The research methodology is primarily qualitative, relying on interviews from five focus groups conducted in the state’s three largest cities: Hartford, Waterbury and Bridgeport. The participants in the pilot were mostly men of color (69% men; 85% were BIPOC); 90.6% had at least completed high school. Together, the research team sought to explore, via focus groups, how participants reflected on and experienced their civic life before and after incarceration, as well as their beliefs about voting, power and democracy. The focus groups also shed light on the challenges and barriers participants named to exercising one of their key rights.

In their analysis, the research team identified four themes: public systems and their harms; manufactured ambivalence; the desire to engage in power building; and community-identified gaps in democratic education.

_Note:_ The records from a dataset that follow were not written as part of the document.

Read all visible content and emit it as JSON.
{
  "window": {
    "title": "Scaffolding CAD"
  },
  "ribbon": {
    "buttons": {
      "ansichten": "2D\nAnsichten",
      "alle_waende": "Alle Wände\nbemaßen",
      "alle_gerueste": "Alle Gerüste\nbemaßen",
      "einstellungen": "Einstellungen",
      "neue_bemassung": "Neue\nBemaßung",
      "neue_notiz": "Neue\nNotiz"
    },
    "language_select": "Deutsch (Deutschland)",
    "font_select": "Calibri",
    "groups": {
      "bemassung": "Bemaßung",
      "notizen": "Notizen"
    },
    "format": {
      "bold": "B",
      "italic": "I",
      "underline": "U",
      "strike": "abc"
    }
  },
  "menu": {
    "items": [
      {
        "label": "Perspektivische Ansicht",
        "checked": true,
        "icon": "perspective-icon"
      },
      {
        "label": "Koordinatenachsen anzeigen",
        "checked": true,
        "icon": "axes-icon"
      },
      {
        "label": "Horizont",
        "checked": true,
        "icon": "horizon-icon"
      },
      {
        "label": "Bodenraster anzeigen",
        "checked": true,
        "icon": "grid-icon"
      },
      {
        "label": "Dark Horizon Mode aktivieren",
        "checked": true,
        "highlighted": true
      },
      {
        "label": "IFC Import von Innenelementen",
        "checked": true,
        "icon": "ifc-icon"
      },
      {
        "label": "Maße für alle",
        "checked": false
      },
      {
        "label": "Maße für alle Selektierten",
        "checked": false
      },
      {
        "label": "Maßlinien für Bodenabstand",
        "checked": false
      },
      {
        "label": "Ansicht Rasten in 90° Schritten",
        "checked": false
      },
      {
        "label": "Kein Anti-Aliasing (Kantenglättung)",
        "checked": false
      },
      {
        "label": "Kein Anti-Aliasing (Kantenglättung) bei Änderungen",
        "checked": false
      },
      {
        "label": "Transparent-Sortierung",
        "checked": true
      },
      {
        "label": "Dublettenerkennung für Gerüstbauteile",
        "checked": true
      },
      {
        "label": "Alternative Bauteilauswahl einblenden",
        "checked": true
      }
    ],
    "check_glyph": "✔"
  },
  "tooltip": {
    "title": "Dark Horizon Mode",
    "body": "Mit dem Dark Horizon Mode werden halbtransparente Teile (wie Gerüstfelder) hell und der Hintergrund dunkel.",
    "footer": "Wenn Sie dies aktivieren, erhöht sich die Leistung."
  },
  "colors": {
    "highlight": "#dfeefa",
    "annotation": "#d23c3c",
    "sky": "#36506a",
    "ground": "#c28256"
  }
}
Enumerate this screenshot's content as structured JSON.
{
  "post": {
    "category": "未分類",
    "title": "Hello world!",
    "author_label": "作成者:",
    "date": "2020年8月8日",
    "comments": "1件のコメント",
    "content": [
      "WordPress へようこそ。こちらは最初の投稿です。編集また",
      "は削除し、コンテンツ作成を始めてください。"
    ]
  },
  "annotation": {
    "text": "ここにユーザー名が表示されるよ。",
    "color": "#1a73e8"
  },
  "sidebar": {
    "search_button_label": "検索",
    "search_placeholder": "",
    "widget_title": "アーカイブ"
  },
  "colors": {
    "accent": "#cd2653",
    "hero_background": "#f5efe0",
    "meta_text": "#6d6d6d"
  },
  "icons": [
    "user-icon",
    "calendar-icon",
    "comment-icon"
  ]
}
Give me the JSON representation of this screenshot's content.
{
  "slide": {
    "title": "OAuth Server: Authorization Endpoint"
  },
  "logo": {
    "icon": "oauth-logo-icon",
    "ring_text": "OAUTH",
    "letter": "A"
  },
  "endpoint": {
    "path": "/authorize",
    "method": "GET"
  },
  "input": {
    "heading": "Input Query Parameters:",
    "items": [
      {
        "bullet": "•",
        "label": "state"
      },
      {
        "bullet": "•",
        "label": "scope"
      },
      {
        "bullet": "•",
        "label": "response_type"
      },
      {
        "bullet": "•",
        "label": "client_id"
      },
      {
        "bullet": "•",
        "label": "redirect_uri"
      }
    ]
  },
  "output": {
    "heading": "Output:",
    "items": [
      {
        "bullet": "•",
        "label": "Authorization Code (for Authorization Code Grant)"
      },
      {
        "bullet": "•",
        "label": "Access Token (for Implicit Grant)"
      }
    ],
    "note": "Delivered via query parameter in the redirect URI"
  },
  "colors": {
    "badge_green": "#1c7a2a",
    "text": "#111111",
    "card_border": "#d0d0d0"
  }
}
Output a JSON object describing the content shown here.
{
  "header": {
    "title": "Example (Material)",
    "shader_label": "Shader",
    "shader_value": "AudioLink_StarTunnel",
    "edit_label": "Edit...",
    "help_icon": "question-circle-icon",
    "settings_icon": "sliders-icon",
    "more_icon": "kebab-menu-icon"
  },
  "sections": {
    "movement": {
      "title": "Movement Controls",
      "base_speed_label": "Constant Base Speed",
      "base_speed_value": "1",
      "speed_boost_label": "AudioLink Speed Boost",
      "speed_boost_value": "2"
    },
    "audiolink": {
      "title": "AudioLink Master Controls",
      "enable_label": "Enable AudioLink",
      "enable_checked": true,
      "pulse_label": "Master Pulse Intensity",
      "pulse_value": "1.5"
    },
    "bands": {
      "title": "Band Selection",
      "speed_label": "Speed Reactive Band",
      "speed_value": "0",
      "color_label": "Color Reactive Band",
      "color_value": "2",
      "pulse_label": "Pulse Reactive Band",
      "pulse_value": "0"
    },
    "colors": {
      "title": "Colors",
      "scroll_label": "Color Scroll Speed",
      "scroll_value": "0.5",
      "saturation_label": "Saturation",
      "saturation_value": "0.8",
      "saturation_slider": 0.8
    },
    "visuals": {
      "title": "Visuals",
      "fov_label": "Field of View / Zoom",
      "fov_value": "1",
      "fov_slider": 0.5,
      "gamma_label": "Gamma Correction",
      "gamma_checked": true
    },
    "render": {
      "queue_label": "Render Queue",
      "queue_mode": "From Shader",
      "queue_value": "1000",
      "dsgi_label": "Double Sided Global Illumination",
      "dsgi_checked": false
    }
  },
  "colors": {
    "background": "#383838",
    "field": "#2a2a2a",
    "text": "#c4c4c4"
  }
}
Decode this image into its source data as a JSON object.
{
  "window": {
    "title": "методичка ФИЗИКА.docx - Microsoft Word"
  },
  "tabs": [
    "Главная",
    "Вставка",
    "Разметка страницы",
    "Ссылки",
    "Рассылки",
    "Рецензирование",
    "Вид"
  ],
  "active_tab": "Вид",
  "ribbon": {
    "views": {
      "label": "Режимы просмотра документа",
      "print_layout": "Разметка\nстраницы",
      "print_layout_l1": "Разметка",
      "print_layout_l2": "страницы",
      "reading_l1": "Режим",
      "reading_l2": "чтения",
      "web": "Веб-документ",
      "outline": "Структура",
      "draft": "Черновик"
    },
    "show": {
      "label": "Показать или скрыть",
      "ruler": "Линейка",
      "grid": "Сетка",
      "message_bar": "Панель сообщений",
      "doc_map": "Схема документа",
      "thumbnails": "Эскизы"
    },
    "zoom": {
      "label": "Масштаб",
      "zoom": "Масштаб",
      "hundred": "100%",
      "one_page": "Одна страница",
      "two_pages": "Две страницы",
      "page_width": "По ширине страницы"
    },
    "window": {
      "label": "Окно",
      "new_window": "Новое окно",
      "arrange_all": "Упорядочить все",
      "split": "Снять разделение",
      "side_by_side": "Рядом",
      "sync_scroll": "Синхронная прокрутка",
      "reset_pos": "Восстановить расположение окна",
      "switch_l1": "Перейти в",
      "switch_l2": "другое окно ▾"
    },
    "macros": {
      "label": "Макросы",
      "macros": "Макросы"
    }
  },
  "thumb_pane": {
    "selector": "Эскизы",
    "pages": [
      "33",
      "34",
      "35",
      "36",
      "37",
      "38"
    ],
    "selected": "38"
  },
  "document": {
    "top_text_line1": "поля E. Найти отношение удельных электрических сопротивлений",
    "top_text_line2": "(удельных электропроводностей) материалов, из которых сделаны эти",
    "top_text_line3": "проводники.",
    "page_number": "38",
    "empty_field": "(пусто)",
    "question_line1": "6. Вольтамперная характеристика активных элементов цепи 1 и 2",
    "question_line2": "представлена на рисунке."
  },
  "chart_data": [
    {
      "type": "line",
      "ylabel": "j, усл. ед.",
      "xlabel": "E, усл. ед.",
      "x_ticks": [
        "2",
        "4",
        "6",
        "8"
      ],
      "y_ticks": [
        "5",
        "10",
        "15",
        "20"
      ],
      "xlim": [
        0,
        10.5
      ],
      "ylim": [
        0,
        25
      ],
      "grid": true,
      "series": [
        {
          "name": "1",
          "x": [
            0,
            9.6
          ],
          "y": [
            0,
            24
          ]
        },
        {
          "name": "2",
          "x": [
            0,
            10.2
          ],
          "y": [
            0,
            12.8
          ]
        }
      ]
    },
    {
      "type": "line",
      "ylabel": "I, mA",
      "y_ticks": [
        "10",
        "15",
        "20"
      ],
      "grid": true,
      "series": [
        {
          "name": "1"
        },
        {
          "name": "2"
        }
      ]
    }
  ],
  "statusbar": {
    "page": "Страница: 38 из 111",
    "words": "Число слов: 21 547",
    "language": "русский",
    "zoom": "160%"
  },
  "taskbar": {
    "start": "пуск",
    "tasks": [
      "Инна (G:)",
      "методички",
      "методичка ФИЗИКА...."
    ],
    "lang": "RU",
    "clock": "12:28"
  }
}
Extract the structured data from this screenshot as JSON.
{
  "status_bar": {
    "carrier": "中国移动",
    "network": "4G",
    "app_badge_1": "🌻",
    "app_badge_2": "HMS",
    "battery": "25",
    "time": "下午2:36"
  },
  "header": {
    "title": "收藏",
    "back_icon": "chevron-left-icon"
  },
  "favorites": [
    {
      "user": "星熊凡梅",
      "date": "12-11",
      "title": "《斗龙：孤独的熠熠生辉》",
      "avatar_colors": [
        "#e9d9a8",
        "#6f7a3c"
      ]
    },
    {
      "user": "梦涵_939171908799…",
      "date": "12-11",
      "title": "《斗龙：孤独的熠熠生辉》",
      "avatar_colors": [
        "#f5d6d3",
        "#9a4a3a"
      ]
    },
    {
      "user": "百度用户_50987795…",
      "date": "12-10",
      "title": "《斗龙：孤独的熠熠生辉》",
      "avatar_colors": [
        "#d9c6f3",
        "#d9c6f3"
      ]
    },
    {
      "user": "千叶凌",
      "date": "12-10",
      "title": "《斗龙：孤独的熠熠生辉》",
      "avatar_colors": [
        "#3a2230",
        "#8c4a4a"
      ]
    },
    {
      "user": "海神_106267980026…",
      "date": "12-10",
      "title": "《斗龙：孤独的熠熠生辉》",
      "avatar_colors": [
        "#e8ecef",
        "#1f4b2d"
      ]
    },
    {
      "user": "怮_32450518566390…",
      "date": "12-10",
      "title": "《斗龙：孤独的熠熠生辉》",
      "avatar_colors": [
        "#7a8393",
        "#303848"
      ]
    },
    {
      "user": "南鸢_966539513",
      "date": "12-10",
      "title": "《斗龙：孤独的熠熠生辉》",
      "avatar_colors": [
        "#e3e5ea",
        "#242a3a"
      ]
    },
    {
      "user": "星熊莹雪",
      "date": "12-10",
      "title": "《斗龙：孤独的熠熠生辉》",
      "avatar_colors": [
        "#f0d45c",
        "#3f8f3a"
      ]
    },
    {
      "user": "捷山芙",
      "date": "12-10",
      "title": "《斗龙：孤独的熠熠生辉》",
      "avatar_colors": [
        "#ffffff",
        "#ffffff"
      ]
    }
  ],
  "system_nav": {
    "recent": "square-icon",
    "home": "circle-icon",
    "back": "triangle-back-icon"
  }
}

Rhodes Smith explains further how structural barriers — opaque political systems, gerrymandering, and lack of response to community needs, among others — undermine voter participation. “What looks like voter disengagement or apathy is not actually apathy,” she says, “it’s manufactured ambivalence.”

Singh agrees. “Participants name experiencing this critical, and I would argue — manufactured — paradox. They articulate how public systems perpetuate harm, throw them out of the voting process, and say that nothing changes and they don’t vote. At the same time, they know that voting does matter because they can see resources present in other areas that do not suffer from divestment and the high incarceration per capita rate. While they name how politicians and public systems have failed them, they also are paying attention and watching what politicians are doing, and desire to build efficacy to change harmful structures.”

With these findings, the researchers plan to conduct a second phase of their pilot study, and co-transform a training with Full Citizens Coalition, led by Jeter and Rhodes Smith about voter engagement that is rooted in the theoretical and power building ideas espoused by Brazilian educator Paolo Freire.

Co-researchers include Jeter, co-director of Full Citizens Coalition and a community organizer, and Urania Petit, an international elections monitor. The researchers also honor and name graduate assistants and doctoral students who contributed to this process: Joshua Adler, Lukas Champagne, and Fernando Valenzuela.